In the Monty Hall Problem, after you pick door #1 and the host opens door #3 to reveal a goat, there are two places left for the car. The naive answer says eliminating door #3 increases your chances from 1/3 to 1/2. Bertrand's Box Paradox says that if opening door #3 changes the probability to 1/2, so would opening door #2. Since the host will always open one of those two doors, we don't need to see him do it. That fact makes the answer 1/2. The correct solution is that we also need to eliminate the case where both doors #2 and #3 have goats, and the host chooses #2 to open. That makes it twice as likely that door #2 has the car, than door #1.

In the Two Child Problem ("Mr. Smith has two children. At least one of them is a boy.
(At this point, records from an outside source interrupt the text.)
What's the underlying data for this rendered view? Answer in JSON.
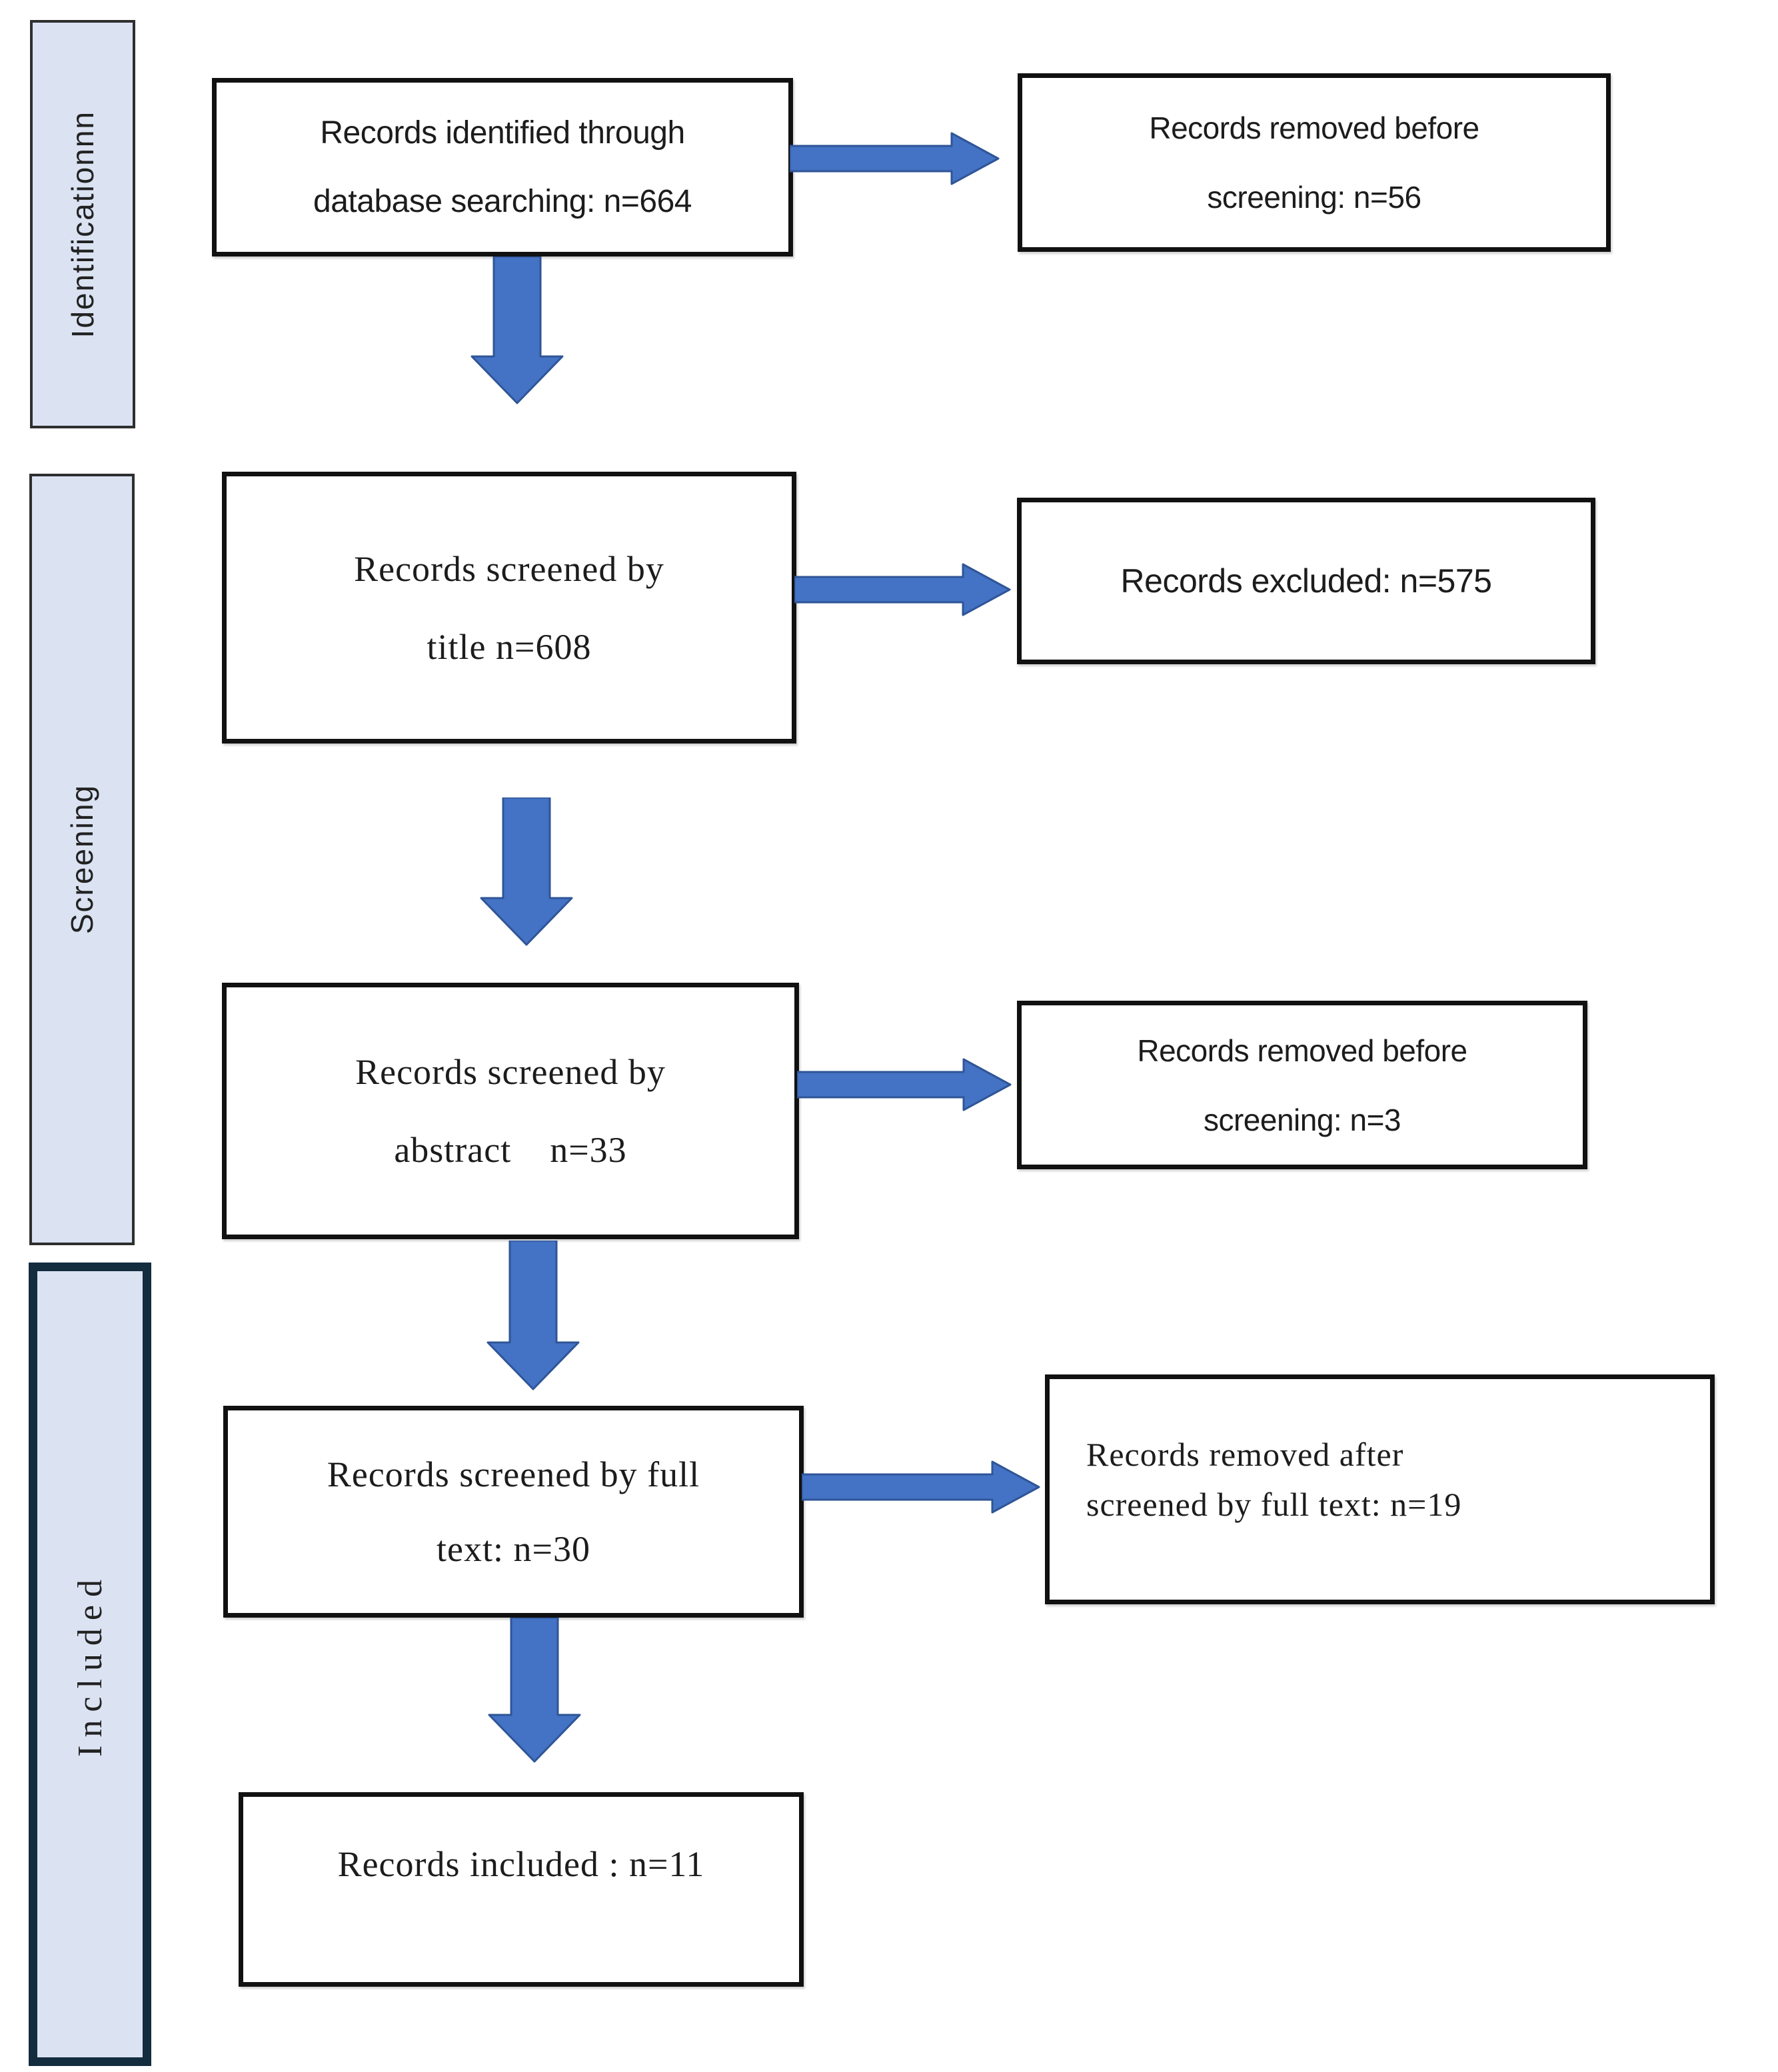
{
  "colors": {
    "arrow_fill": "#4472c4",
    "arrow_stroke": "#2f5597",
    "box_border": "#111111",
    "sidebar_fill": "#dbe3f3",
    "sidebar_border": "#2f2f2f",
    "included_border": "#132c3e",
    "text": "#1c1c1c"
  },
  "sidebar": {
    "items": [
      {
        "label": "Identificationnn"
      },
      {
        "label": "Screening"
      },
      {
        "label": "Included"
      }
    ]
  },
  "boxes": {
    "identified": {
      "lines": [
        "Records identified through",
        "database searching: n=664"
      ]
    },
    "removed_before_screening_56": {
      "lines": [
        "Records removed before",
        "screening: n=56"
      ]
    },
    "screened_title": {
      "lines": [
        "Records screened by",
        "title n=608"
      ]
    },
    "excluded_575": {
      "lines": [
        "Records excluded: n=575"
      ]
    },
    "screened_abstract": {
      "lines": [
        "Records screened by",
        "abstract    n=33"
      ]
    },
    "removed_before_screening_3": {
      "lines": [
        "Records removed before",
        "screening: n=3"
      ]
    },
    "screened_full_text": {
      "lines": [
        "Records screened by full",
        "text: n=30"
      ]
    },
    "removed_after_full_text": {
      "lines": [
        "Records removed after",
        "screened by full text: n=19"
      ]
    },
    "included_11": {
      "lines": [
        "Records included : n=11"
      ]
    }
  }
}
What is the probability that both children are boys?"), the very naive answer says that "the other child has a 1/2 chance to be a boy." The naive answer says that we eliminate GG families, and keep BB, BG, and GB, making the answer 1/3. Bertrand's Box Paradox says that if this is true and we are told that Mr. Smith has at least one girl, then the probability of two girls is also 1/3. But that means that without being told a gender, the chances of two of the same gender is 1/3. The correct answer is that in half of the BG and GB families, we would expect to be told about the girl. So the answer actually is 1/2.

In the real world, this solution method is known as the Principle of Restricted Choice. It is used by Contract Bridge masters when opponents hold two functionally-equivalent cards, and one has been played.